Mechulam A, Chernov KG, Mucher E, Hamon L, Curmi PA, Pastré D - PLoS Comput. Biol. (2009)

Bottom Line: We suggest for the first time that the action of multivalent cations on microtubule dynamics can result from facilitated diffusion of GTP-tubulin to the microtubule ends.The mechanism of facilitated diffusion requires an attraction force between two tubulins, which can result from the sharing of multivalent counterions.The results presented here show that polyamines can be of particular importance for the regulation of the microtubule network in vivo and provide the basis for further investigations into the effects of facilitated diffusion on cytoskeleton dynamics.

View Article: PubMed Central - PubMed

Affiliation: Laboratoire Structure-Activité des Biomolécules Normales et Pathologiques, Université Evry-Val d'Essonne, Evry, France.

ABSTRACT
We suggest for the first time that the action of multivalent cations on microtubule dynamics can result from facilitated diffusion of GTP-tubulin to the microtubule ends.
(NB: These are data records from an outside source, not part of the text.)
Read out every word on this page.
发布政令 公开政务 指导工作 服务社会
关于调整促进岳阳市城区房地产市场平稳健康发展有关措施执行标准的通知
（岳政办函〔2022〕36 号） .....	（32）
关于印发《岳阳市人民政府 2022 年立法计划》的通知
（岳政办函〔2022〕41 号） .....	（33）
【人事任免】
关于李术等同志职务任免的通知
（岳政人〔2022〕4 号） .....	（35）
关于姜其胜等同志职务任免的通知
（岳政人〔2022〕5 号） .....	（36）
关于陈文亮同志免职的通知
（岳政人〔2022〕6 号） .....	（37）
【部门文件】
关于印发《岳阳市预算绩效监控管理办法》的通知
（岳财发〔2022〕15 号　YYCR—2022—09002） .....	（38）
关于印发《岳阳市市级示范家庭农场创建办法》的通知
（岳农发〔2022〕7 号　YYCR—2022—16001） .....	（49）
Facilitated diffusion can promote microtubule assembly, because, upon encountering a growing nucleus or the microtubule wall, random GTP-tubulin sliding on their surfaces will increase the probability of association to the target sites (nucleation sites or MT ends). This is an original explanation for understanding the apparent discrepancy between the high rate of microtubule elongation and the low rate of tubulin association at the microtubule ends in the viscous cytoplasm. The mechanism of facilitated diffusion requires an attraction force between two tubulins, which can result from the sharing of multivalent counterions. Natural polyamines (putrescine, spermidine, and spermine) are present in all living cells and are potent agents to trigger tubulin self-attraction. By using an analytical model, we analyze the implication of facilitated diffusion mediated by polyamines on nucleation and elongation of microtubules. In vitro experiments using pure tubulin indicate that the promotion of microtubule assembly by polyamines is typical of facilitated diffusion. The results presented here show that polyamines can be of particular importance for the regulation of the microtubule network in vivo and provide the basis for further investigations into the effects of facilitated diffusion on cytoskeleton dynamics.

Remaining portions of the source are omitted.